Did you glue certain things together and use plaster? What'd you do? Looks like a fresh water reef almost lol.


----------



## Mumford (Nov 12, 2012)

*3.8g Shallow Nano*

This is awesome!! Love the cliff


- Mumford


----------



## Patson (Mar 4, 2013)

super awesome cliff! update plzzzzzzz?


----------



## tizzite (Mar 28, 2010)

Love the scape. I was just thinking there weren't enough cliffs in scapes. I plan on making one out of driftwood.

I insist on making my own tanks. The total control of the tank size is worth it.


----------



## thebuddha (Jul 16, 2012)

updates?!


----------



## GMYukonon24s (May 3, 2009)

thebuddha said:


> updates?!


+ 1

Can't wait to see how it has progressed!


----------



## JAYGEE (Apr 2, 2013)

very nice, cant wait until I get a new take to try some new scapes!

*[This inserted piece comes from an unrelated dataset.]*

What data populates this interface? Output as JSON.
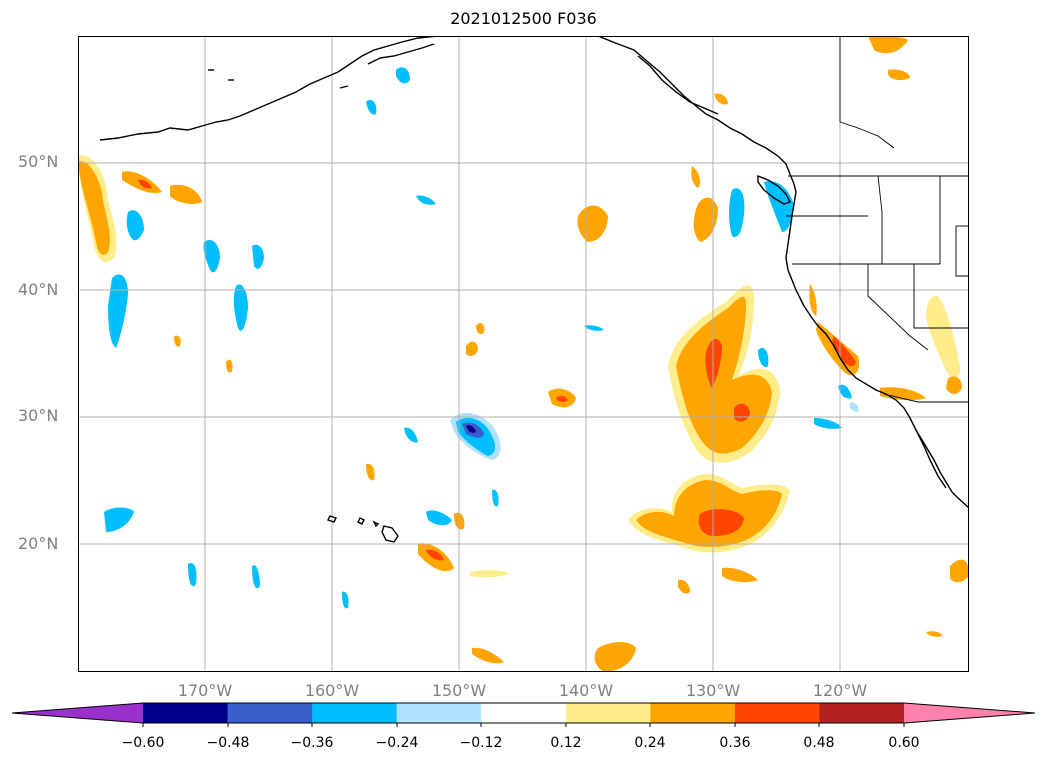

After seeing a bunch on here, it really gives you some good ideas on what to do!


----------



## jovonhaln (Jul 28, 2012)

Yeah that is gonna look nice, very nice!


----------



## Clemsons2k (May 31, 2009)

Can't wait to see this thing filled in!


----------



## tokidoki (Jan 25, 2013)

76 days still on dsm. 
Not much of an update  pics on page 1


----------



## Soup12 (Nov 10, 2012)

stunning cliffs


----------



## PinkRasbora (Jan 22, 2005)

are those just glass plates used to hold the light up? are they attached at the base to anything or the light itself is holding them?


----------



## tokidoki (Jan 25, 2013)

PinkRasbora said:


> are those just glass plates used to hold the light up? are they attached at the base to anything or the light itself is holding them?

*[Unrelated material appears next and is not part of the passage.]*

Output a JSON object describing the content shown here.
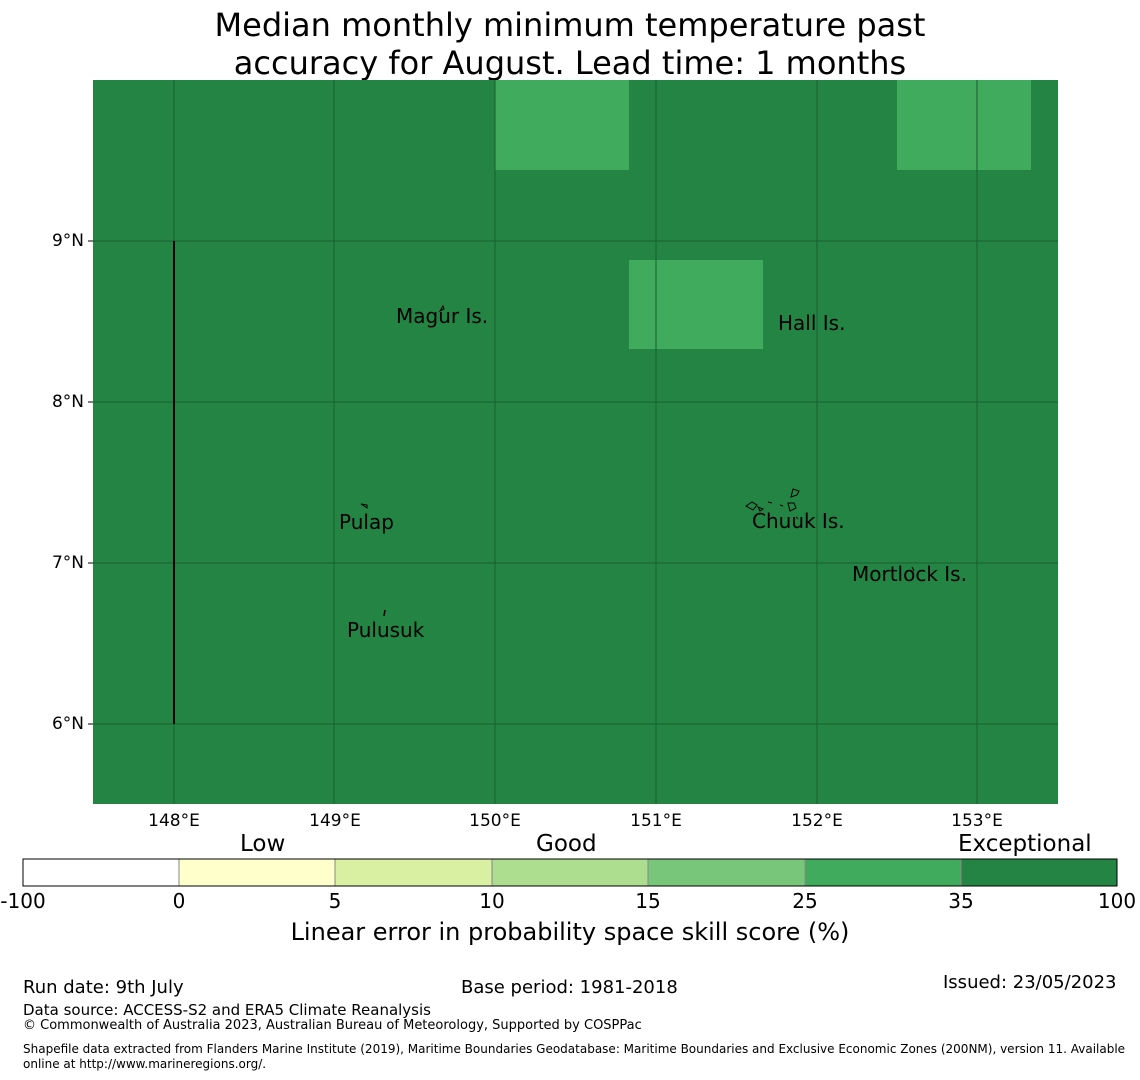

Just 2 glass plates supported by the sides of the tank.

*Just noticed the photos didnt show up for update 04/24/2013 now its up.*


----------



## MABJ (Mar 30, 2012)

*3.8g Shallow Nano DSM 04/24/2013*

IMO this would be perfect for a small frog or salamander if you just filled up the water level to the edge of the black rock so the sand part is flooded. 

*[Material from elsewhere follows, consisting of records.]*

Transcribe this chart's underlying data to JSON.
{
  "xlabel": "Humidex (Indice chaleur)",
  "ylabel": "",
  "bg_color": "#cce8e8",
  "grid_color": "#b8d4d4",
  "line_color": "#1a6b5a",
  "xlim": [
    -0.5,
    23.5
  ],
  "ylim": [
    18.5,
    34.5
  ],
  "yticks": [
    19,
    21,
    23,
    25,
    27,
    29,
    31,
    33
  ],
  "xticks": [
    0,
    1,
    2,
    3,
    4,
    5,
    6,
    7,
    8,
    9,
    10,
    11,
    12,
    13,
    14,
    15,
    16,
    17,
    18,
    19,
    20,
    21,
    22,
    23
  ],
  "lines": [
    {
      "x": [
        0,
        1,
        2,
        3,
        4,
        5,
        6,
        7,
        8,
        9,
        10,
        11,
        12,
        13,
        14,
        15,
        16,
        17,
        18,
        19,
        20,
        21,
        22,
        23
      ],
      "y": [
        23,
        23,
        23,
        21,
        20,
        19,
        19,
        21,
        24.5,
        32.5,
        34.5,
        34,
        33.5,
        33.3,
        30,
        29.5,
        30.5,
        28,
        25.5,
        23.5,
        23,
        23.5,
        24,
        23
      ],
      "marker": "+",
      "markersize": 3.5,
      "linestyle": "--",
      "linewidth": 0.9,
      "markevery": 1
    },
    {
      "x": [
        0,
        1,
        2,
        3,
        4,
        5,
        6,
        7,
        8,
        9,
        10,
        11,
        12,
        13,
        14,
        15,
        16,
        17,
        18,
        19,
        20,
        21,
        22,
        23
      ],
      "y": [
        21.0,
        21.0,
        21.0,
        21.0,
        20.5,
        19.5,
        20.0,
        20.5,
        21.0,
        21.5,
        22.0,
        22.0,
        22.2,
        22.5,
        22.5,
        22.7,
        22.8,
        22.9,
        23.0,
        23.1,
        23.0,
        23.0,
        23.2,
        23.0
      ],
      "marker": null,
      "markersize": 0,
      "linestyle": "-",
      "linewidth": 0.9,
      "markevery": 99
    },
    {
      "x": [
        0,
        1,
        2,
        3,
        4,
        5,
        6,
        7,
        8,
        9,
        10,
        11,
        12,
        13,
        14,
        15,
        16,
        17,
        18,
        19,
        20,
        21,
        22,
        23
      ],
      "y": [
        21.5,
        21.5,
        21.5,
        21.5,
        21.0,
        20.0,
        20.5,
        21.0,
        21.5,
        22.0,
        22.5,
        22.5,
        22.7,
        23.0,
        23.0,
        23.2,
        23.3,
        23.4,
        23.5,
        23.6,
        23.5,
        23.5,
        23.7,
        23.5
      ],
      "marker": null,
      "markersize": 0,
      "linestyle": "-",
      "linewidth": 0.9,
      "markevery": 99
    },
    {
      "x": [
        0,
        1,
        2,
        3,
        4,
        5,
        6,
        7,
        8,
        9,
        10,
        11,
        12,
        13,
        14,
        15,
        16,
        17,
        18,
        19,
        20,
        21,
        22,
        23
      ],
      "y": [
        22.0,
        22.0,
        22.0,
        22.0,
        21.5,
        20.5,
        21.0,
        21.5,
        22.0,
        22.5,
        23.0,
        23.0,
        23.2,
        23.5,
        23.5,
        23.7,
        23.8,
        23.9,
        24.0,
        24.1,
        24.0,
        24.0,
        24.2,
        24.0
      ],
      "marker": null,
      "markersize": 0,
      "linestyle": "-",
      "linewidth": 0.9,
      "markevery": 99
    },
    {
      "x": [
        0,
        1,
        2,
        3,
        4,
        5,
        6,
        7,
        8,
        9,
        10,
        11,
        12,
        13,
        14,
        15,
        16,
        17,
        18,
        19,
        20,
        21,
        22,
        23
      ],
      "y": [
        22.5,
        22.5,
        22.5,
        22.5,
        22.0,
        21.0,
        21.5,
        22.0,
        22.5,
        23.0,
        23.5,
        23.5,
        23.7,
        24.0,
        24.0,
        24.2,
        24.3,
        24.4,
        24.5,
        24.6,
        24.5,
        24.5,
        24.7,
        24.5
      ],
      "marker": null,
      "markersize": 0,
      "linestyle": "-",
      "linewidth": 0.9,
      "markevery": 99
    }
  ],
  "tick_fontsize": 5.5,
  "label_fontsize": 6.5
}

You really should consider that


----------



## bitFUUL (May 14, 2010)

Lookin' great!


----------



## tokidoki (Jan 25, 2013)

MABJ said:


> IMO this would be perfect for a small frog or salamander if you just filled up the water level to the edge of the black rock so the sand part is flooded.
> 
> You really should consider that


Not a fan of frog or salamander gross me out lol :red_mouth


----------



## MABJ (Mar 30, 2012)

*3.8g Shallow Nano DSM 04/24/2013*



tokidoki said:


> Not a fan of frog or salamander gross me out lol :red_mouth


Lol. 

It would be neat for any little critter than needs a moist environment.


----------



## sayurasem (Jun 17, 2011)

This is awesome!


----------



## tokidoki (Jan 25, 2013)

Ok after 3 months of DSM I flooded today due to HC dying yellow spreading same problem as my 60F when it was in DSM not sure why it does that :banghead

Dead HC spreading








Before trim








After trim


----------